Ach, Hofgeismar!

Exemplarisch Karl Heinz Götze betreibt Heimatkunde an einem unspektakulären Ort
Ausgabe 37/2017

Als der Protagonist von Michael Kleebergs 1998 erschienenem Roman Ein Garten im Norden nach vielen Jahren in Frankreich – wie der Autor – wieder nach Deutschland zurückkehrte, kehrte er „in eine Fremde zurück, die ich mir als meine Heimat einfach nicht mehr vorstellen konnte“, sodass er sich eine Gegengeschichte zur realen auszudenken begann, die aus Deutschland eine Art zweites Frankreich machen wollte, heiter-zivilisiert statt schwerfällig und vergangenheitsverdüstert.
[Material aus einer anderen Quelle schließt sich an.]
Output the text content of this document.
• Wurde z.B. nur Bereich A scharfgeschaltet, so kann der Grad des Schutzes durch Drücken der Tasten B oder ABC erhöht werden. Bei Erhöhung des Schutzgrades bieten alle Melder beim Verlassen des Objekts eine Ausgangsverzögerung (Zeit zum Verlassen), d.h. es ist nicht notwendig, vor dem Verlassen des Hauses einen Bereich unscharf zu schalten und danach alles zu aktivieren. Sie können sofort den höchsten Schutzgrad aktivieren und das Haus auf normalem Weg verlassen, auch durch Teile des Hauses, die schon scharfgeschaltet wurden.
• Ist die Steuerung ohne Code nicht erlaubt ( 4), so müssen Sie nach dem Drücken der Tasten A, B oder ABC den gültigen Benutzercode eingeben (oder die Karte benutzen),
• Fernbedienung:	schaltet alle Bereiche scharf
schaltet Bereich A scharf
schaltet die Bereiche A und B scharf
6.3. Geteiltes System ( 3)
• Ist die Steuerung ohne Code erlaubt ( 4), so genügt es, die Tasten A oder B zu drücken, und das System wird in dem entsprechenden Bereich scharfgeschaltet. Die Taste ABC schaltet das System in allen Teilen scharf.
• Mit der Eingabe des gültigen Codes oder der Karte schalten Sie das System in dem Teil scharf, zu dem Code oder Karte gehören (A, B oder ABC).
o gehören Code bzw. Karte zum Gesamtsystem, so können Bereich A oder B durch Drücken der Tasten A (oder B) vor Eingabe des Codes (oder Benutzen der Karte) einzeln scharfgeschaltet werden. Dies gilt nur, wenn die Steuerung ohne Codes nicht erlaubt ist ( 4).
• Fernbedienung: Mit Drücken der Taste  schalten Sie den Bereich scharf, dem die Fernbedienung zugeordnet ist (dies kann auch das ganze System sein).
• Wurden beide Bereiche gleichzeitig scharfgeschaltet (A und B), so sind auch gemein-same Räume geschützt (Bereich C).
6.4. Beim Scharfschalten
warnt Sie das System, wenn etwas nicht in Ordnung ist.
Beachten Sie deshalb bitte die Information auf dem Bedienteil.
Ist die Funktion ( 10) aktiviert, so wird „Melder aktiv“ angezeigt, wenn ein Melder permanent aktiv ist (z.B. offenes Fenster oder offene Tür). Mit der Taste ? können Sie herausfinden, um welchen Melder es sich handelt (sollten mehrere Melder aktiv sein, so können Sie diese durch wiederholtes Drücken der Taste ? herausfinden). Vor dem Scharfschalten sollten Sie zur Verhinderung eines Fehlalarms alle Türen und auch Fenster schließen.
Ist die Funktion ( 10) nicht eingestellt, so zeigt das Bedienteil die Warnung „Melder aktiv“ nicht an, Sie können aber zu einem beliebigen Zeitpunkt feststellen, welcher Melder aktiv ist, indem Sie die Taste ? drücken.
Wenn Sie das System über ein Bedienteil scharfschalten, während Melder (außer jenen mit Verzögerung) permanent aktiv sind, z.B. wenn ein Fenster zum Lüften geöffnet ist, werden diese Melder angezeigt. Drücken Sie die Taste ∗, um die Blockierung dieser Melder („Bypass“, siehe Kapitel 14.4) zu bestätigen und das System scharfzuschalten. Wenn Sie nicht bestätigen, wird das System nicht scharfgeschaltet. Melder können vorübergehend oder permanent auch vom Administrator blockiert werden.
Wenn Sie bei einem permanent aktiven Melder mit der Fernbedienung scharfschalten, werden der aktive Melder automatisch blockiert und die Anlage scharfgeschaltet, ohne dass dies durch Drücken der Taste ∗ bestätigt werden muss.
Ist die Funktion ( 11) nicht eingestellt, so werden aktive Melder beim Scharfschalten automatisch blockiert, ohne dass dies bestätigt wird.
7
Nun, an die zwanzig Jahre danach, schreibt Karl Heinz Götze über eine Rückkehr aus Frankreich in die deutsche Heimat. Götze, zunächst lange gestrenger Redakteur von Das Argument, dann für Jahrzehnte in Frankreich als Hochschullehrer, zuletzt an der Universität Aix-Marseille als Professor für deutsche Literatur und Zivilisation, ist ein durch höchst lesenswerte Bücher ausgewiesener Kenner Frankreichs, und Traditionslesern des Freitags ein durchaus geläufiger Name.

Am 18. September wird Götze siebzig Jahre alt. Mithin hat er sich in dieser Erkundung, was aus der Heimat wurde, während er lange weg war, selbst ein Geschenk gemacht. Doch auch uns, den Adressaten dieser Heimatkunde, hat er das. Es ist dies ein sehr persönliches Erinnerungsbuch und eine historische und aktuelle Landeskunde zugleich.

Hessisch-Sibirien

Der Ort seiner Rückkehr liegt weder im prosperierenden Süden noch im sich entleerenden Nordosten, sondern irgendwie dazwischen: die ehemalige Kreisstadt Hofgeismar, heute mit Eingemeindungen um die 14.000 Einwohner, am Reinhardswald gelegen, in Nordhessen, auch Hessisch-Sibirien genannt. Ein Landstrich, dem es nicht gut, aber auch nicht schlecht geht. Mittlerer ländlicher Raum. „Hofgeismar ist schmuck, in Hofgeismar gibt es alles, was der Mensch braucht, Pfarrer, Schlachter, Bäcker, Lehrer, Polizisten, Rechtsanwälte, Ärzte und noch einiges mehr, wenn es nottut. Überraschend ist für mich eigentlich nur etwas schwer Greifbares.“ Eine Gemächlichkeit, deren Wahrnehmung nicht aus dem Vergleich mit der Kindheit, sondern aus dem Leben in Großstädten herrührt.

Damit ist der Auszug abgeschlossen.